I was certain that connection was greater than anything I’d ever felt.

My mouth trembled, overwhelmed with affection. With my free hand, I reached up and softly ran my knuckle down his plump cheek.

“My heart,” I whispered, and the little boy stared up at me as if he’d known me for a million years.

The little boy who would forever hold my heart.

And I murmured a million of those prayers into the air.

Believed.

And knew, right that second, with every part of me, I would never, ever give up on hope.

Blinking out of the reverie, I ran my fingertips over my eyelids, clearing the tears. Refusing to allow myself to spiral into hopelessness.

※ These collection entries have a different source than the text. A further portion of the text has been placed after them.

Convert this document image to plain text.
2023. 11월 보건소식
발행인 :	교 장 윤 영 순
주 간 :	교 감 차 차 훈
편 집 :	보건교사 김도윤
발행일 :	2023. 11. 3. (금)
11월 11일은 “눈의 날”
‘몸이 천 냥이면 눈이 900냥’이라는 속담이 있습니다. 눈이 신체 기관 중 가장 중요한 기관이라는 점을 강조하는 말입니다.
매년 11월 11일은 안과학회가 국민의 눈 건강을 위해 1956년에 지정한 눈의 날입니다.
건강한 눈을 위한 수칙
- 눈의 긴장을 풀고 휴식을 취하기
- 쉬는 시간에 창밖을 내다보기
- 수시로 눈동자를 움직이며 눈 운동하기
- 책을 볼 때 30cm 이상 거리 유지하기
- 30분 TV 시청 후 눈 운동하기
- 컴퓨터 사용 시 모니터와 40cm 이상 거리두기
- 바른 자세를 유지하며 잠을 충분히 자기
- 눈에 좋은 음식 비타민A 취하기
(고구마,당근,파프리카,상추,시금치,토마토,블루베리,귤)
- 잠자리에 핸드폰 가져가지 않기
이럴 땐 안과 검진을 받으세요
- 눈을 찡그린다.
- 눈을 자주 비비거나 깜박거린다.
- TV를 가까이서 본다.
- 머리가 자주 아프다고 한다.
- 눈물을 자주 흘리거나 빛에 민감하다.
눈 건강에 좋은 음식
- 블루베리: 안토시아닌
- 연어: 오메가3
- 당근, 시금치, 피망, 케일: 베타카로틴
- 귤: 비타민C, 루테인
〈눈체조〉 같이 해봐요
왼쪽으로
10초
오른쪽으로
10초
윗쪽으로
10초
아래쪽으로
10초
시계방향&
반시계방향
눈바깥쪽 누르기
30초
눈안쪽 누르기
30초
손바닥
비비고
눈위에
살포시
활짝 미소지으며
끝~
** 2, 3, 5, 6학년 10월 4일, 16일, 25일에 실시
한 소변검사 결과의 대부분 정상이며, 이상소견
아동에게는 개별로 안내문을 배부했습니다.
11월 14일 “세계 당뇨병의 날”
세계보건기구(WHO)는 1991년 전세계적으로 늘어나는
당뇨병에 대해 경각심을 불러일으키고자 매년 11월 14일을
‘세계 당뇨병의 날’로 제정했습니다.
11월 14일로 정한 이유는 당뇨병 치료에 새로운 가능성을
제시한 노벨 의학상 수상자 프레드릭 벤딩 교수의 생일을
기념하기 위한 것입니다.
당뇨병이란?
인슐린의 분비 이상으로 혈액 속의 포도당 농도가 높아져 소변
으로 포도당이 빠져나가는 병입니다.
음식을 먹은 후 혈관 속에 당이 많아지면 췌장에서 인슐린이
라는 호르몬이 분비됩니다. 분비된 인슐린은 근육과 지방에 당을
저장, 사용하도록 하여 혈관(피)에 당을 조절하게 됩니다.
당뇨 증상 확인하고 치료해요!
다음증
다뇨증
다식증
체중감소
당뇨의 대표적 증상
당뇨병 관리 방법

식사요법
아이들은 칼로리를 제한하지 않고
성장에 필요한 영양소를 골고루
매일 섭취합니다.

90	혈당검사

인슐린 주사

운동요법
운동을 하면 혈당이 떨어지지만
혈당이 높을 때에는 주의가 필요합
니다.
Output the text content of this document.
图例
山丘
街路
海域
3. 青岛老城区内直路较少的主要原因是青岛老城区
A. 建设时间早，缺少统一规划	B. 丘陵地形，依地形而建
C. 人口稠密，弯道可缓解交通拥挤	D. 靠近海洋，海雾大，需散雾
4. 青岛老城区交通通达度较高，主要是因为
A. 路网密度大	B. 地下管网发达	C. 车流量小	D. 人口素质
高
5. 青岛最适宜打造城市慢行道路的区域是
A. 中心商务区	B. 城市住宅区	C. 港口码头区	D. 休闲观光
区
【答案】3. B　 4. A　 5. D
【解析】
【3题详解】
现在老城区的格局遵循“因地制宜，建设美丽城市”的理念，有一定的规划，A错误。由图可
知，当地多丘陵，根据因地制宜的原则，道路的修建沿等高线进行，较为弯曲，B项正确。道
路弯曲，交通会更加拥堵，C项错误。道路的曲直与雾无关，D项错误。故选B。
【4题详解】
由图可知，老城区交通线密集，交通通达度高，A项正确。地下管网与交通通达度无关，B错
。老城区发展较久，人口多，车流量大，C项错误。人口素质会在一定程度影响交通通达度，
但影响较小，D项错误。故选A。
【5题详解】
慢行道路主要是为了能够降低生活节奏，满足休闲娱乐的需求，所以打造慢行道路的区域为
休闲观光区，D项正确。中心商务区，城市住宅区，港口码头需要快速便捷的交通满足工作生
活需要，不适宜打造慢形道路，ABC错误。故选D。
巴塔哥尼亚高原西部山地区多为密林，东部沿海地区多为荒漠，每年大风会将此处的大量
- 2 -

I just needed to focus on the fact Evan was okay. Spend this time in gratefulness.

Knees shaky, I opened the door.

Instantly, Evan was frantically signing my way, his eyes still dancing with his laughter. DR. BRYANT SAID HE WAS A NERD IN SCHOOL. DID YOU KNOW THAT? HE SAID NERDS ARE THE BEST. THEY GROW UP TO BE DOCTORS.

Nerds are the best.

The memory of him teasing me about being a nerd that first night hit me.

This man. He had completely demolished me in the best of ways.

A sound that was half a sob and half laughter tripped from my mouth. It originated somewhere in my spirit.

The sound made up of the remnants of terror I’d felt this afternoon.

The astounding relief when I’d found Evan was really okay.

The million emotions Kale had taken me through earlier at his loft. The need and the desire and the beauty.

The pure adoration I felt then.

It was all there.

Compounding.

Kale stood from the bed, and I sucked in a shattered breath.

“Come on, let’s get your little man home.”

I felt him in the doorway behind me.

His presence thick and potent and powerful. It surged into the room, a crashing wave, taking me whole.

It was late, close to one in the morning.

I’d been kneeling in the same spot on the floor beside Evan’s bed for the last three hours. Watching him sleep. Just . . . feeling the beat of his heart.

My amazing son, who’d fallen asleep on the way home from the hospital.

Kale had carried him in from the car and laid him in his bed. The way he’d done the night before.